- Also known as: Signifying Mary
- Born: Mary Smith or Fair or Williams March 29, 1898 or 1900 Yazoo City, Mississippi, United States
- Died: July 20, 1983 (age 83–85) St Louis, Missouri, U.S.
- Genres: Classic female blues
- Occupations: Singer, accordionist, songwriter
- Instruments: Vocals, accordion
- Years active: 1920s–1930s
- Formerly of: Lonnie Johnson

= Mary Johnson (singer) =

American singer

Mary Johnson (March 29, 1898 or 1900 – July 20, 1983) was an American classic female blues singer, accordionist and songwriter. Her most noted tracks are "Dream Daddy Blues" and "Western Union Blues." She wrote several of the songs she recorded, including "Barrel House Flat Blues", "Key to the Mountain Blues" and "Black Men Blues." Johnson worked with Peetie Wheatstraw, Tampa Red, Kokomo Arnold and Roosevelt Sykes, among others. She was married to the blues musician Lonnie Johnson.

==Biography==
She was born in Yazoo City, Mississippi. According to the researchers Bob Eagle and Eric LeBlanc, she was probably born Mary Smith in 1898, or possibly Mary Fair in 1900; other sources give her name as Mary Williams.

Prior to her recording career, Johnson relocated to St. Louis, Missouri, in 1915, where in her teenage years she worked with several of the leading blues musicians of the time. She married Lonnie Johnson; the marriage lasted from 1925 to 1932. They had six children.

She recorded twenty-two tracks between 1929 and 1936: eight songs in 1929, six in 1930, two in 1932, four in 1934, and two (her final recordings) in 1936. Her accompanists on these recordings included Roosevelt Sykes, Peetie Wheatstraw, Tampa Red, and Kokomo Arnold.
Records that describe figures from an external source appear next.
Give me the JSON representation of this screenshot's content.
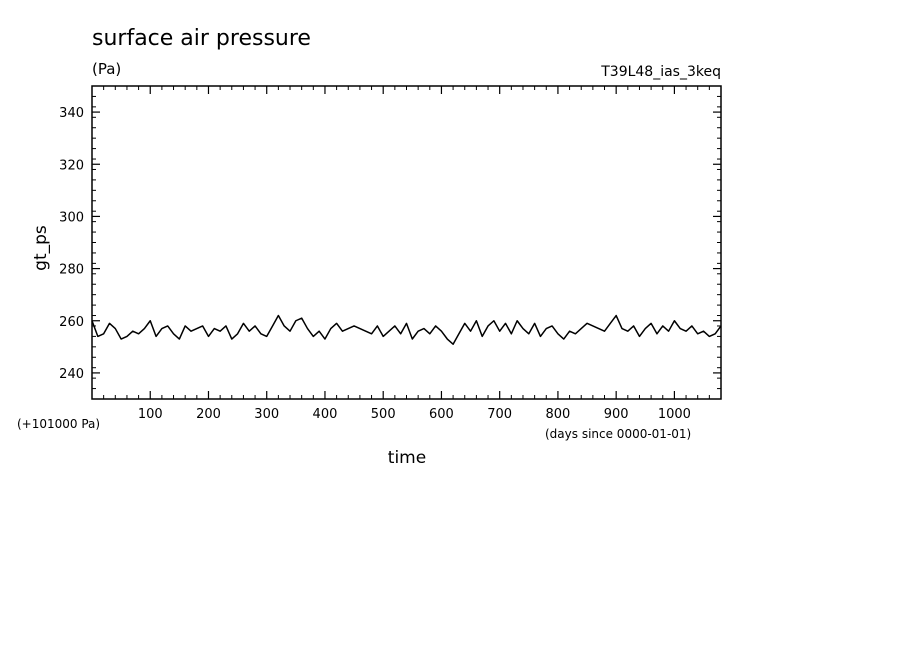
{
  "chart_data": {
    "type": "line",
    "title": "surface air pressure",
    "units": "(Pa)",
    "experiment": "T39L48_ias_3keq",
    "xlabel": "time",
    "ylabel": "gt_ps",
    "x_note": "(days since 0000-01-01)",
    "y_offset_note": "(+101000 Pa)",
    "xlim": [
      0,
      1080
    ],
    "ylim": [
      230,
      350
    ],
    "x_ticks": [
      100,
      200,
      300,
      400,
      500,
      600,
      700,
      800,
      900,
      1000
    ],
    "x_tick_labels": [
      "100",
      "200",
      "300",
      "400",
      "500",
      "600",
      "700",
      "800",
      "900",
      "1000"
    ],
    "y_ticks": [
      240,
      260,
      280,
      300,
      320,
      340
    ],
    "y_tick_labels": [
      "240",
      "260",
      "280",
      "300",
      "320",
      "340"
    ],
    "grid": false,
    "series": [
      {
        "color": "#000000",
        "x": [
          0,
          10,
          20,
          30,
          40,
          50,
          60,
          70,
          80,
          90,
          100,
          110,
          120,
          130,
          140,
          150,
          160,
          170,
          180,
          190,
          200,
          210,
          220,
          230,
          240,
          250,
          260,
          270,
          280,
          290,
          300,
          310,
          320,
          330,
          340,
          350,
          360,
          370,
          380,
          390,
          400,
          410,
          420,
          430,
          440,
          450,
          460,
          470,
          480,
          490,
          500,
          510,
          520,
          530,
          540,
          550,
          560,
          570,
          580,
          590,
          600,
          610,
          620,
          630,
          640,
          650,
          660,
          670,
          680,
          690,
          700,
          710,
          720,
          730,
          740,
          750,
          760,
          770,
          780,
          790,
          800,
          810,
          820,
          830,
          840,
          850,
          860,
          870,
          880,
          890,
          900,
          910,
          920,
          930,
          940,
          950,
          960,
          970,
          980,
          990,
          1000,
          1010,
          1020,
          1030,
          1040,
          1050,
          1060,
          1070,
          1080
        ],
        "values": [
          260,
          254,
          255,
          259,
          257,
          253,
          254,
          256,
          255,
          257,
          260,
          254,
          257,
          258,
          255,
          253,
          258,
          256,
          257,
          258,
          254,
          257,
          256,
          258,
          253,
          255,
          259,
          256,
          258,
          255,
          254,
          258,
          262,
          258,
          256,
          260,
          261,
          257,
          254,
          256,
          253,
          257,
          259,
          256,
          257,
          258,
          257,
          256,
          255,
          258,
          254,
          256,
          258,
          255,
          259,
          253,
          256,
          257,
          255,
          258,
          256,
          253,
          251,
          255,
          259,
          256,
          260,
          254,
          258,
          260,
          256,
          259,
          255,
          260,
          257,
          255,
          259,
          254,
          257,
          258,
          255,
          253,
          256,
          255,
          257,
          259,
          258,
          257,
          256,
          259,
          262,
          257,
          256,
          258,
          254,
          257,
          259,
          255,
          258,
          256,
          260,
          257,
          256,
          258,
          255,
          256,
          254,
          255,
          258
        ]
      }
    ]
  }
}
Johnson worked in the St. Louis area until the mid-1940s. Her song "Key to the Mountain Blues" was recorded in 1948 by Jesse Thomas as "Mountain Key Blues."

By the 1950s, Johnson had long since given up her career in music. She focused on religion and worked in a hospital. In 1960, she was interviewed by the blues historian Paul Oliver, and extracts from this interview were included in his book Conversation with the Blues. Oliver stated, "Living with her mother Emma Williams in an apartment on Biddle Street, St. Louis, Johnson has known considerable poverty for many years."

Johnson died in St. Louis in 1983, though some sources suggest 1970. In 2016 the Killer Blues Headstone Project placed the headstone for Mary Johnson at Greenwood Cemetery in Hillsdale, Missouri.

All of her known recordings are on the compilation album Complete Works in Chronological Order, 1929–1936, released by Document Records in 1995.